Hinokiflavone, as a MDM2 inhibitor, activates p53 signaling pathway to induce apoptosis in human colon cancer HCT116 cells

Biochem Biophys Res Commun 2022 Feb 26;594:93-100.PMID:35078113DOI:10.1016/j.bbrc.2022.01.032.

Hinokiflavone (HF), a natural biflavonoid that possesses various biological activities, has reported that HF could be a pre-mRNA splicing modulator, whereas its underlying mechanisms remain elusive. In the present study, we identified HF as a potential MDM2 inhibitor. What's more, we found that HF suppressed mdm2 mRNA synthesis at the transcriptional level.
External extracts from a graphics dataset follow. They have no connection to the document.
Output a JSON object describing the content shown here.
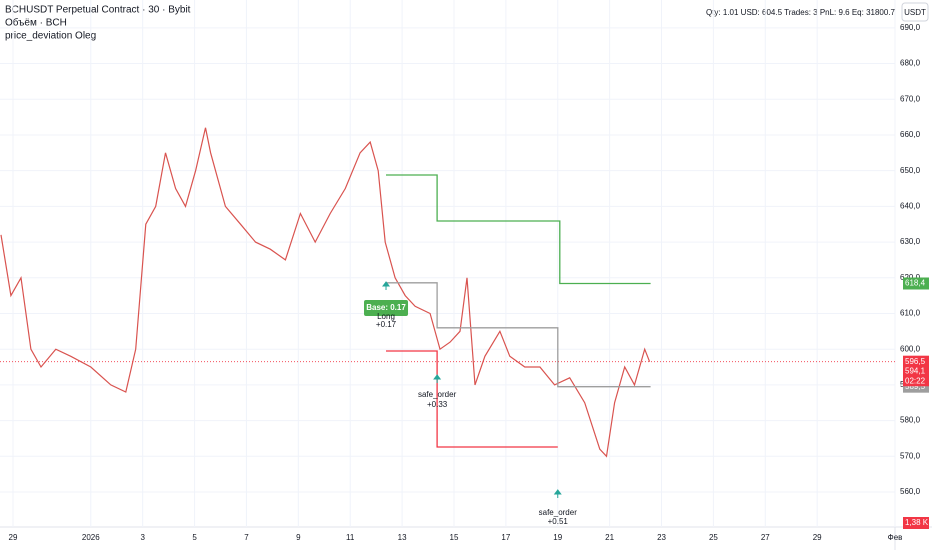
{
  "header": {
    "symbol": "BCHUSDT Perpetual Contract · 30 · Bybit",
    "volume_legend": "Объём · BCH",
    "indicator": "price_deviation Oleg",
    "currency_button": "USDT",
    "stats": "Qty: 1.01  USD: 604.5  Trades: 3  PnL: 9.6  Eq: 31800.7"
  },
  "chart_data": {
    "type": "line",
    "xlim": [
      -0.5,
      34
    ],
    "ylim": [
      550.2,
      697.8
    ],
    "xticks": [
      {
        "value": 0,
        "label": "29"
      },
      {
        "value": 3,
        "label": "2026"
      },
      {
        "value": 5,
        "label": "3"
      },
      {
        "value": 7,
        "label": "5"
      },
      {
        "value": 9,
        "label": "7"
      },
      {
        "value": 11,
        "label": "9"
      },
      {
        "value": 13,
        "label": "11"
      },
      {
        "value": 15,
        "label": "13"
      },
      {
        "value": 17,
        "label": "15"
      },
      {
        "value": 19,
        "label": "17"
      },
      {
        "value": 21,
        "label": "19"
      },
      {
        "value": 23,
        "label": "21"
      },
      {
        "value": 25,
        "label": "23"
      },
      {
        "value": 27,
        "label": "25"
      },
      {
        "value": 29,
        "label": "27"
      },
      {
        "value": 31,
        "label": "29"
      },
      {
        "value": 34,
        "label": "Фев"
      }
    ],
    "yticks": [
      {
        "value": 560,
        "label": "560,0"
      },
      {
        "value": 570,
        "label": "570,0"
      },
      {
        "value": 580,
        "label": "580,0"
      },
      {
        "value": 590,
        "label": "590,0"
      },
      {
        "value": 600,
        "label": "600,0"
      },
      {
        "value": 610,
        "label": "610,0"
      },
      {
        "value": 620,
        "label": "620,0"
      },
      {
        "value": 630,
        "label": "630,0"
      },
      {
        "value": 640,
        "label": "640,0"
      },
      {
        "value": 650,
        "label": "650,0"
      },
      {
        "value": 660,
        "label": "660,0"
      },
      {
        "value": 670,
        "label": "670,0"
      },
      {
        "value": 680,
        "label": "680,0"
      },
      {
        "value": 690,
        "label": "690,0"
      }
    ],
    "grid": true,
    "series": [
      {
        "color": "#d9534f",
        "x": [
          -0.46,
          -0.08,
          0.31,
          0.69,
          1.08,
          1.65,
          2.23,
          3.0,
          3.77,
          4.35,
          4.73,
          5.12,
          5.5,
          5.88,
          6.27,
          6.65,
          7.04,
          7.42,
          7.62,
          8.19,
          8.77,
          9.35,
          9.92,
          10.5,
          11.08,
          11.65,
          12.23,
          12.81,
          13.38,
          13.77,
          14.08,
          14.35,
          14.73,
          15.12,
          15.5,
          16.08,
          16.46,
          16.85,
          17.23,
          17.5,
          17.81,
          18.19,
          18.77,
          19.15,
          19.73,
          20.31,
          20.88,
          21.46,
          22.04,
          22.62,
          22.88,
          23.19,
          23.58,
          23.96,
          24.35,
          24.54
        ],
        "values": [
          632,
          615,
          620,
          600,
          595,
          600,
          598,
          595,
          590,
          588,
          600,
          635,
          640,
          655,
          645,
          640,
          650,
          662,
          655,
          640,
          635,
          630,
          628,
          625,
          638,
          630,
          638,
          645,
          655,
          658,
          650,
          630,
          620,
          615,
          612,
          610,
          600,
          602,
          605,
          620,
          590,
          598,
          605,
          598,
          595,
          595,
          590,
          592,
          585,
          572,
          570,
          585,
          595,
          590,
          600,
          596.5
        ]
      },
      {
        "color": "#4caf50",
        "x": [
          14.38,
          16.35,
          16.35,
          21.08,
          21.08,
          24.58
        ],
        "values": [
          648.8,
          648.8,
          635.9,
          635.9,
          618.4,
          618.4
        ]
      },
      {
        "color": "#f23645",
        "x": [
          14.38,
          16.35,
          16.35,
          21.0
        ],
        "values": [
          599.5,
          599.5,
          572.6,
          572.6
        ]
      },
      {
        "color": "#9e9e9e",
        "x": [
          14.38,
          16.35,
          16.35,
          21.0,
          21.0,
          24.58
        ],
        "values": [
          618.6,
          618.6,
          606,
          606,
          589.5,
          589.5
        ]
      }
    ],
    "price_labels": [
      {
        "value": 618.4,
        "label": "618,4",
        "color": "#4caf50"
      },
      {
        "value": 596.5,
        "label": "596,5",
        "color": "#f23645"
      },
      {
        "value": 594.1,
        "label": "594,1",
        "color": "#f23645"
      },
      {
        "value": 589.5,
        "label": "589,5",
        "color": "#9e9e9e"
      }
    ],
    "timer": "02:22",
    "volume_label": "1,38 K",
    "annotations": [
      "Base: 0.17",
      "Long",
      "+0.17",
      "safe_order",
      "+0.33",
      "safe_order",
      "+0.51"
    ]
  }
}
Then, this MDM2 inhibition led in turn to increase p53 protein expression and activate p53 pathway, which could decrease the survival of HCT116 colon cells by G2/M phase arrest and apoptosis induction. Then, bioinformatics suggested that ESR1 was a predicted and potential target of HF. Finally, we used molecular docking and molecular dynamics simulation to demonstrate the binding patterns of HF and ESR1. To sum up, our study unearthed that HF was a feasible agent for MDM2 inhibitor through down-regulating mdm2 RNA level and activating p53 signaling pathway.